Posted by tree lover, a resident of Evergreen Park
on Oct 18, 2009 at 10:54 pm

To Mr. Follow...I would be very careful about making those accusations here, or anywhere. If I was Mr. Barton or Solnik I would find a way sue you for saying what you said, and the Weekly for printing it.

Bob said: I would point out that participatory government is different from corporate management; it must take into account the interests of a multitude of people."

uh, Bob, corporations answer to shareholders, and all the "participation" that has been a part of the 'Palo Alto tradition' has gotten us where, exactly?

Posted by Friend of Palo Alto, a resident of Professorville
on Oct 19, 2009 at 9:53 am

Boards have really done a good job so far, haven't they??? And by all
means ignore the people who live here.

Posted by mj, a resident of College Terrace
on Oct 19, 2009 at 2:53 pm

"... the place is an architectural eyesore" by whiner.

But do Palo Alto residents really want California Avenue redeveloped and lined end to end with three story buildings such as the red tiled number at the intersection of California Avenue and El Camino Real designed by local architect Toni Carrasco?

Posted by robit noops, a resident of Greenmeadow
on Oct 19, 2009 at 3:12 pm

I like the old buildings, they just need some work. I dont want to see the development of California avenue turning it into some modernist modular cube street. Its a business district in a small town, not a cafeteria for tech firms.

Posted by Fred Balin, a resident of College Terrace
on Oct 21, 2009 at 10:42 am

Follow-up Public Meeting on California Avenue Tree-Replacement
6:30 pm, Thursday, October 22, at Escondido School

This Thursday evening, city staff will present concept plans for the replanting of trees on California Avenue.

The meeting is a follow-up to a public meeting two Thursday's ago at the same site.
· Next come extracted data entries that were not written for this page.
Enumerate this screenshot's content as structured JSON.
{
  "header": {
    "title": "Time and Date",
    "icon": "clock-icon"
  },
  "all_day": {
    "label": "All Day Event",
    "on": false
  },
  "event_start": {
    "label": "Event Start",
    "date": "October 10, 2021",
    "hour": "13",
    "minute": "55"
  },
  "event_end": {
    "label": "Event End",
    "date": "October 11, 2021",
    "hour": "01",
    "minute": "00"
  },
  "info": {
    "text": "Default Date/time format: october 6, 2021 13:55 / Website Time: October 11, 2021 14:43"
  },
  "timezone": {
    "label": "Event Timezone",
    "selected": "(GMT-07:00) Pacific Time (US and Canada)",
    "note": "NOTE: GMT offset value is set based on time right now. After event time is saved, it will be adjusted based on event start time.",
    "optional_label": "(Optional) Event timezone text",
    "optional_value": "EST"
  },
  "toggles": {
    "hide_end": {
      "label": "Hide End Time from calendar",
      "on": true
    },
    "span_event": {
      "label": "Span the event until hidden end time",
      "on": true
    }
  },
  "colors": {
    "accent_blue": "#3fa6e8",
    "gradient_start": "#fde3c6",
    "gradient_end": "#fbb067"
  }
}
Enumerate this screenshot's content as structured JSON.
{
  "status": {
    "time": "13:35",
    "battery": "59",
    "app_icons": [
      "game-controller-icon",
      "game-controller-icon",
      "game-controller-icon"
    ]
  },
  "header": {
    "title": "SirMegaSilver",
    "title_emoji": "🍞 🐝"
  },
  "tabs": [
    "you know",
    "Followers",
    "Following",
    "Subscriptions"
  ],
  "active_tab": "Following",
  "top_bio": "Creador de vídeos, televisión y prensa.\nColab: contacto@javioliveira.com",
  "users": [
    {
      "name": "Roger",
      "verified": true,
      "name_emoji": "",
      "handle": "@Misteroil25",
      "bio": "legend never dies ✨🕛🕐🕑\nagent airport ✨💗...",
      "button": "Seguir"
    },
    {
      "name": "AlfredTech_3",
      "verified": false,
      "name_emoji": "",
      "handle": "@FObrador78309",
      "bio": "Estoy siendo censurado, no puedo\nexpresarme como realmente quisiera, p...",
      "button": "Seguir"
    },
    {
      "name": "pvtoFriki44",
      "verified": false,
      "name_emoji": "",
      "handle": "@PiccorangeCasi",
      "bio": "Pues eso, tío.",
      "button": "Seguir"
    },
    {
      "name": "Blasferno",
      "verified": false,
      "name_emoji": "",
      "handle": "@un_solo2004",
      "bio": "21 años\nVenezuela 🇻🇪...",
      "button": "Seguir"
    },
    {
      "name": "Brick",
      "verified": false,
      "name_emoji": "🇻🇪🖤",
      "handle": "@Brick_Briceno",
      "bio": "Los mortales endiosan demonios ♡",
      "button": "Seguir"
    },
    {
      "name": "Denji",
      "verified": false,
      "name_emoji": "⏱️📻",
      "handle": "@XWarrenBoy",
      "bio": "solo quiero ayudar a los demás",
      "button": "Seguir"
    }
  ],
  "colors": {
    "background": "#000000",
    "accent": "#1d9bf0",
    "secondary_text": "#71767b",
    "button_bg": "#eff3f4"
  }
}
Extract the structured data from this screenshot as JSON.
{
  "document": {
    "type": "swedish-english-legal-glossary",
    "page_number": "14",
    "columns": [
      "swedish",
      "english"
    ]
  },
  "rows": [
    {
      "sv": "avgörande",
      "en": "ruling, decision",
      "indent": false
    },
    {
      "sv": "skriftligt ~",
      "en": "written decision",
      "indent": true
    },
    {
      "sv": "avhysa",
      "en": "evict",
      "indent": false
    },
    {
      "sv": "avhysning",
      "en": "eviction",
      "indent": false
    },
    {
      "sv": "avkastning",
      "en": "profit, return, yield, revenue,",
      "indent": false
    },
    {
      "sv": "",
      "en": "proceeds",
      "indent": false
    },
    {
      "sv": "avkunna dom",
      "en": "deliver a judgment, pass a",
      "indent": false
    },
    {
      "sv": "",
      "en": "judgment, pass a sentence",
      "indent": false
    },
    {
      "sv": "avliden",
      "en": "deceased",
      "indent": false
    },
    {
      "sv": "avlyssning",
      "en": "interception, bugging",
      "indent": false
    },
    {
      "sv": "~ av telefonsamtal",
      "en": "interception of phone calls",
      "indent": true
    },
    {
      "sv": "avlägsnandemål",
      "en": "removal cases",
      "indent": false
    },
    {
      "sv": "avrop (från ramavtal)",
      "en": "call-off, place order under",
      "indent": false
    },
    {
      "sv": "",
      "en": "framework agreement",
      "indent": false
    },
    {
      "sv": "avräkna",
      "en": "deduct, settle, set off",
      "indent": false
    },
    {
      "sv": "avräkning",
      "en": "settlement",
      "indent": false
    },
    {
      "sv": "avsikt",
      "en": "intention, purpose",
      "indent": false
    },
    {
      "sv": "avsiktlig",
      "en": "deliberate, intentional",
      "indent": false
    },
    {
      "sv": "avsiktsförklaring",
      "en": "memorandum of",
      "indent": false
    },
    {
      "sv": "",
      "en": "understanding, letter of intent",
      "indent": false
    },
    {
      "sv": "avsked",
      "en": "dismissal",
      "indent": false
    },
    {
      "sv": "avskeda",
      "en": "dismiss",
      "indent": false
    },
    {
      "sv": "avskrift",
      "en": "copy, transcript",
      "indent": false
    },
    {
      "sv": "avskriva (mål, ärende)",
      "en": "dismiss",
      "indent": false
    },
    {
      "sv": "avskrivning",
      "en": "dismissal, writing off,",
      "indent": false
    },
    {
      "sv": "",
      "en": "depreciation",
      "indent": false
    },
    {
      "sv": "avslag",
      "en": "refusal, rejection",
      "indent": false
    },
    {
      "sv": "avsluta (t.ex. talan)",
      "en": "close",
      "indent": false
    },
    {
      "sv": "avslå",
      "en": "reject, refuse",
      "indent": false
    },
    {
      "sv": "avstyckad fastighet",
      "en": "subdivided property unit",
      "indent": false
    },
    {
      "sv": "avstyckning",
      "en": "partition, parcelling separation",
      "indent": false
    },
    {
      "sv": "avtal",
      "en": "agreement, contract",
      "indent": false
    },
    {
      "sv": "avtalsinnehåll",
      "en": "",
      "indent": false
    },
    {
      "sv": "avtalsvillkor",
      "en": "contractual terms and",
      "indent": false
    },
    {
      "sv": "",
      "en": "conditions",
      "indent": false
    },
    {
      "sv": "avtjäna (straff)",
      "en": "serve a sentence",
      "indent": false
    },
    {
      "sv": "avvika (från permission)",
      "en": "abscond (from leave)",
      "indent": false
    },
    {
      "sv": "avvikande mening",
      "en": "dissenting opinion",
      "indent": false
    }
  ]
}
At that time, the city brought forth a group of four arborists, their selection of 15 trees that could work on the site, and a map showing tree-planting locations and the size of each planting site. The arborists (independent experts Barrie Coate and Dave Muffly, and city arborists David Dockter and Eric Krebbs) provided background and answered questions from an overflow crowd of over 100 attendees. Participants also submitted follow-up ideas on comment cards and via email. It is expected that at least some of those arborists will again be participating.

The 2 hour, 20 minute meeting, which had an "edgy" beginning before turning to the issue of trees, can be viewed on public access television prior to this Thursday's 6:30 pm meeting:
- on Wednesday, the 21st, at 4 pm, on Channel 29, and
- on Thursday, the 22nd, at 8 am, on Channel 26.

It is also scheduled for viewing on Friday, the 23rd, at 8 pm, on Channel 29

Additional input to this Thursday's meeting comes from an Architectural Review Board meeting last Thursday and from other sources.

It should be another very engaging, informative, interactive, and important evening.

Once again, the meeting is this Thursday the 22nd, beginning at 6:30, at Escondido School, at 890 Escondido Road off Stanford Avenue.